Ситуация ничего хорошего не предвещала. Но тут, как спасительный посланник Аллаха, возле магазина появился дядя Джалиля, почтенный Хаджи Саид. Почтенный Саид, также как и отец Ассада, в свое время был в Мекке, и потому носил почетное имя Хаджи, то есть, совершивший Хадж. Поздоровавшись с Ассадом и с его матерью, он накинулся на племянника за то, что тот хочет причинить вред сыну почтенного праведника Хаджи Абдульсатара. Хаджи Саид ругал Джалиля последними словами, но тот, никак не отвечая на ругательства, уже менее решительно, всё же подталкивал Ассада в спину дулом Калашникова. Тогда почтенный Саид перешел к угрозам и заявил, что никогда не будет кормить Джалиля халвой, если тот хоть пальцем тронет Ассада. Нужно сказать, что Джалиль ничто на свете так не любил, как халву своего дяди. Видимо последний аргумент оказался самым решительным, и Хаджи Саиду удалось высвободить Ассада из рук своего племянника и направить вместе с матерью к повозке. Уже идя к лошади, чудом спасённый услышал, как за его спиной Джалиль передергивает затвор.

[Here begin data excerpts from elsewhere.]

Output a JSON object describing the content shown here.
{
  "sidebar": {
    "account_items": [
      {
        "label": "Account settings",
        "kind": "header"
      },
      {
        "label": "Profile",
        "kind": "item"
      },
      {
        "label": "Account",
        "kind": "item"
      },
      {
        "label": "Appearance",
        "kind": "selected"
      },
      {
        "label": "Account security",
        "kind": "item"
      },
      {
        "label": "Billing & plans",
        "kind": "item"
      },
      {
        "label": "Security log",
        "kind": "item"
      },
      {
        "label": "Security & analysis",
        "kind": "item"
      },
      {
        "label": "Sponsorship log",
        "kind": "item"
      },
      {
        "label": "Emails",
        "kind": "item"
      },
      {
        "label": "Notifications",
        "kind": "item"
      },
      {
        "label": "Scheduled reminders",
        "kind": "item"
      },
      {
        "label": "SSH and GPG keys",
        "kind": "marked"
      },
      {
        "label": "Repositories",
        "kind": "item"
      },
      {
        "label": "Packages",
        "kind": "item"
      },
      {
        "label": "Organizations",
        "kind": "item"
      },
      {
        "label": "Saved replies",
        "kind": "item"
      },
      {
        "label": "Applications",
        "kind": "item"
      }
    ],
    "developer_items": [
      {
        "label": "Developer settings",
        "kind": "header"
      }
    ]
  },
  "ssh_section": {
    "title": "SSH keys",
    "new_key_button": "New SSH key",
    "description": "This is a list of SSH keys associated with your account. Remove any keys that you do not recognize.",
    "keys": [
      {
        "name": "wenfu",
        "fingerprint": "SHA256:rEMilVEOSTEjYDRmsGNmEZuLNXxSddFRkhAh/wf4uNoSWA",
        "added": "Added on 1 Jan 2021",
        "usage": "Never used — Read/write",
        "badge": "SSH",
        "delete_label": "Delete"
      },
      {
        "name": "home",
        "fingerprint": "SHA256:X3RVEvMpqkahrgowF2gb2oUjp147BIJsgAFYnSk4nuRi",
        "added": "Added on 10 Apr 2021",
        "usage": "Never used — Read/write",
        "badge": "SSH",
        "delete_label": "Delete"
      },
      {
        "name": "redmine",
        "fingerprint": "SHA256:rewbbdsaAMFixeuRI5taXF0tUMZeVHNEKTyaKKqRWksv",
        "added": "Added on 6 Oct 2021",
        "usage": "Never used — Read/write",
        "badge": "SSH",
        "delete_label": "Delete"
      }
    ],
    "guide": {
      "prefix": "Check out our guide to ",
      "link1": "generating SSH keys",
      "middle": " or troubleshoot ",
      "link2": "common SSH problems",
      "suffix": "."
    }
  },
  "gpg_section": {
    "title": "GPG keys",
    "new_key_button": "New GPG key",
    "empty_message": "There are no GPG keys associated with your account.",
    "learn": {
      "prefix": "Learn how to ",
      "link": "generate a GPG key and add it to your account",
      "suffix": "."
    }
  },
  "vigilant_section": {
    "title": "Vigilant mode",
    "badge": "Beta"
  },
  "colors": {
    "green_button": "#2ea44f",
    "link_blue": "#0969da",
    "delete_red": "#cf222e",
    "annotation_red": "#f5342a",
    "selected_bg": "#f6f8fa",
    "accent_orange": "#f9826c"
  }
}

- Мама, сейчас он будет стрелять, - сказал Ассад. - Не волнуйтесь, не волнуйтесь! Он не будет стрелять, - словно услышав его слова, прокричал Хаджи Саид. - Езжайте с миром!
Ассад с матерью залезли на повозку, и кобыла тронулось с места.
- Я убью тебя позже, - крикнул им вслед Джалиль, и тут же получил от дяди подзатыльник.
Всю дорогу до дому мать плакала и лишь повторяла: "Да хранит Аллах почтенного Хаджи Саида! Да продлит он его долголетие!"
Мать с сыном нашли свой дом полностью разграбленным. Не было ни одного ковра, и лишь пустые стены со следами от пуль глядели на них неприветливо, неотвязно напоминая о страшной ночи. Всё в доме было страшно, и в ушах ещё звучали слова Джалиля, которые вряд ли были пустой угрозой.
Ассад с матерью решили провести ночь в подвале флигеля для прислуги.
Ночь, в самом деле, выдалась беспокойной. Никто не слышал выстрелов, но этой же ночью несколько сотен правительственных наёмников напали на лагерь муджахедов в горах. Они искали Джалиля и нашли его.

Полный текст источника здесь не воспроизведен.